Ägypten habe ein "berechtigtes Anliegen", kommentierte daraufhin Macron. Anfang Juni schloss sich Frankreich einer von Ägypten geführten Allianz an, die sich gegen die Türkei und Ankaras Politik in der Ägäis und Libyen richtet. Auch Griechenland schloss sich dem Bündnis ab, dem ebenfalls Zypern und die Vereinigten Arabischen Emirate angehören.

Kämpfer der international anerkannten libyschen Regierung. Archivbild.

Von der Interventionsdrohung des ägyptischen Präsidenten zeigt sich Ankara unbeeindruckt.

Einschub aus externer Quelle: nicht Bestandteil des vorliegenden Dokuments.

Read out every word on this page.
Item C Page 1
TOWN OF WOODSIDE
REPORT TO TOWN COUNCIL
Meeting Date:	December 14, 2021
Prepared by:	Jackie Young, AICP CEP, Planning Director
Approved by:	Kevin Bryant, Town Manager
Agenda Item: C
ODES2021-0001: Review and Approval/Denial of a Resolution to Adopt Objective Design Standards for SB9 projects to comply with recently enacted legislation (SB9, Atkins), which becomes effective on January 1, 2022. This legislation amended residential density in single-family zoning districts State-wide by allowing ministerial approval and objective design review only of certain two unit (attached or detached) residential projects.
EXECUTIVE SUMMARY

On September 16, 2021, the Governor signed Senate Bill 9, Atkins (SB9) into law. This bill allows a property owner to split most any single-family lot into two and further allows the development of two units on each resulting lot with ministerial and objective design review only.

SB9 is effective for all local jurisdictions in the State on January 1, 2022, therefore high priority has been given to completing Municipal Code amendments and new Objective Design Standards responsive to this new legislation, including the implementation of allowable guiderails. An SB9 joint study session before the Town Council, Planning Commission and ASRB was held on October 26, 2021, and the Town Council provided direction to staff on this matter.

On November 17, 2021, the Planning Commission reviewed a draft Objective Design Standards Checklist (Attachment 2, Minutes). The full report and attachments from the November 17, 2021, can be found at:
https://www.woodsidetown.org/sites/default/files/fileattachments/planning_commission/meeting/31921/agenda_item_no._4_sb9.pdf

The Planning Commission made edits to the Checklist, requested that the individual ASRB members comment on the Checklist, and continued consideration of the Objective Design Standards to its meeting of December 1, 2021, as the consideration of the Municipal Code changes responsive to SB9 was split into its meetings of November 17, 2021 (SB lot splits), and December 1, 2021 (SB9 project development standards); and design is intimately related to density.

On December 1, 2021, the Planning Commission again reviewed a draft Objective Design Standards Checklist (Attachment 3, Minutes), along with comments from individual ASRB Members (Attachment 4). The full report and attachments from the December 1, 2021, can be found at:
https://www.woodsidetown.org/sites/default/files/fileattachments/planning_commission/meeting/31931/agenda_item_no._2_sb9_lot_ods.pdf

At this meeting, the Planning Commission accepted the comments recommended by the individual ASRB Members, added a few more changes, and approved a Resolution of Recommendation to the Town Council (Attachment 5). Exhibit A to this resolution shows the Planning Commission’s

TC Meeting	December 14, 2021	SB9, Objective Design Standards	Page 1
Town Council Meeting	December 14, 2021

Al-Sisis Aussagen hätten "keine Grundlage", sagte ein hoher türkischer Beamter, der anonym bleiben wollte, am Montag gegenüber Reuters. Die Türkei werde sich nicht davon abhalten lassen, Tripolis zu unterstützen.

"Sisi hat weder die Macht noch den Mut, dies zu versuchen", sagte auch der stellvertretende Vorsitzende der Regierungspartei AKP, Yasin Aktay. Er fügte hinzu, dass sich Algerien einer direkten Intervention Ägyptens widersetzen würde, und wies darauf hin, dass die Türkei NATO-Mitglied ist. 

Libyen, einst das wohlhabendste Land Afrikas, wurde im Jahr 2011 in Chaos und Bürgerkrieg gestürzt, nachdem die NATO eine Rebellion gegen die Regierung von Oberst Muammar al-Gaddafi militärisch unterstützt hatte. Seitdem kämpfen verschiedene Milizen um Macht und Einfluss in dem ölreichen Land.